Y salió disparado de aquellos aposentos reales. Corrió hacia donde se encontraba el rey, en el salón del trono, recibiendo en audiencia a legados de tierras nórdicas. En voz alta y ante toda la audiencia, Leansed, confundido, furioso y ofuscado refirió al rey toda la historia escuchada a la pérfida Jara. Tras finalizar el relato de Leansed, el rey se levantó de aquel fastuoso trono dorado y exclamó:
- ¡Mentís, como mentía vuestro padre! ¡Habéis osado mancillar el nombre de mi hija!
- Defendéos!- dijo mientras tomaba en la diestra una espada, arrancada de la vaina de un soldado cercano. Por primera vez en su vida, el rey justo no reflexionaba, actuaba inconscientemente. Se lanzó sobre Leansed, que todavía iba armado con los útiles de caza, y recogió otra espada. Debido a la avanzada edad del rey, Leansed no tuvo problemas para defenderse de sus mandobles, pero el rey atacaba cada vez con más furia hasta que Leansed no tuvo más remedio que atravesar al gran Servión III con su espada. El rey cayó muerto al instante y Jara, que había presenciado horrorizada la escena, profirió un grito ensordecedor, que se levantó por encima de las voces de la multitud.

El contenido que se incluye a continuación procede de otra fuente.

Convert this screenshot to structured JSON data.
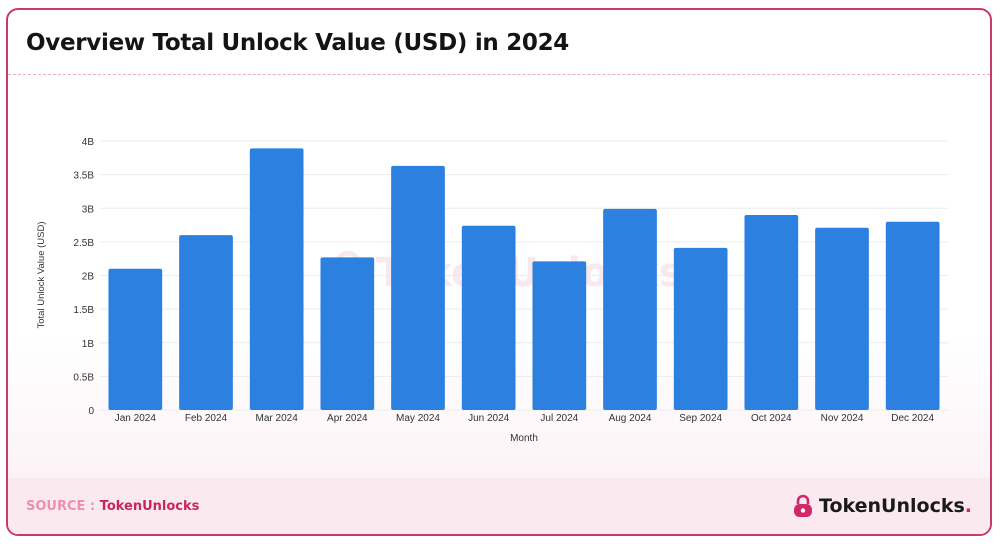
{
  "title": "Overview Total Unlock Value (USD) in 2024",
  "source": {
    "label": "SOURCE :",
    "value": "TokenUnlocks"
  },
  "brand": {
    "name": "TokenUnlocks",
    "dot": "."
  },
  "watermark": "TokenUnlocks.",
  "colors": {
    "bar": "#2b80e0",
    "accent": "#d2286a",
    "border": "#c73a6a"
  },
  "chart_data": {
    "type": "bar",
    "xlabel": "Month",
    "ylabel": "Total Unlock Value (USD)",
    "ylim": [
      0,
      4000000000
    ],
    "yticks": [
      0,
      500000000,
      1000000000,
      1500000000,
      2000000000,
      2500000000,
      3000000000,
      3500000000,
      4000000000
    ],
    "ytick_labels": [
      "0",
      "0.5B",
      "1B",
      "1.5B",
      "2B",
      "2.5B",
      "3B",
      "3.5B",
      "4B"
    ],
    "categories": [
      "Jan 2024",
      "Feb 2024",
      "Mar 2024",
      "Apr 2024",
      "May 2024",
      "Jun 2024",
      "Jul 2024",
      "Aug 2024",
      "Sep 2024",
      "Oct 2024",
      "Nov 2024",
      "Dec 2024"
    ],
    "values": [
      2100000000,
      2600000000,
      3890000000,
      2270000000,
      3630000000,
      2740000000,
      2210000000,
      2990000000,
      2410000000,
      2900000000,
      2710000000,
      2800000000
    ],
    "grid": true,
    "legend": "none"
  }
}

Leansed se percató de la presencia de la princesa Jara, la gran traidora, la que le había obligado a matar al hombre que humilló a su padre... "El honor es un río lleno de sangre que con sangre se limpia" le habían dicho alguna vez a Leansed. Su honor había sido ensuciado y debían pagar con la sangre. Sin dudarlo, el joven Loneriano lleno de odio y locura se abalanzó sobre Jara y le asestó un mandoble que la partió en dos. Ahora el honor estaba limpio de nuevo. Sabía que iba a morir linchado por la guardia real, pero eso ya no le importaba.
- ¡Rápido, a por él!- gritó uno de los soldados. Y todos corrieron con furia hacia el joven Leansed que empezó a ser golpeado desde todos los ángulos, hasta que le dieron el golpe de gracia y luego... despertó.
- ¡Rápido, doctor, que el paciente está golpeándose de nuevo!- se oyó en aquel hospital mental de Vilches.
Cuando llegaron los médicos era ya demasiado tarde y Leandro Lanero murió, víctima de sus propios golpes.
Se supo que el juez archivó el caso y que el niño, huérfano de padre y madre vivió sin saber nada de lo ocurrido.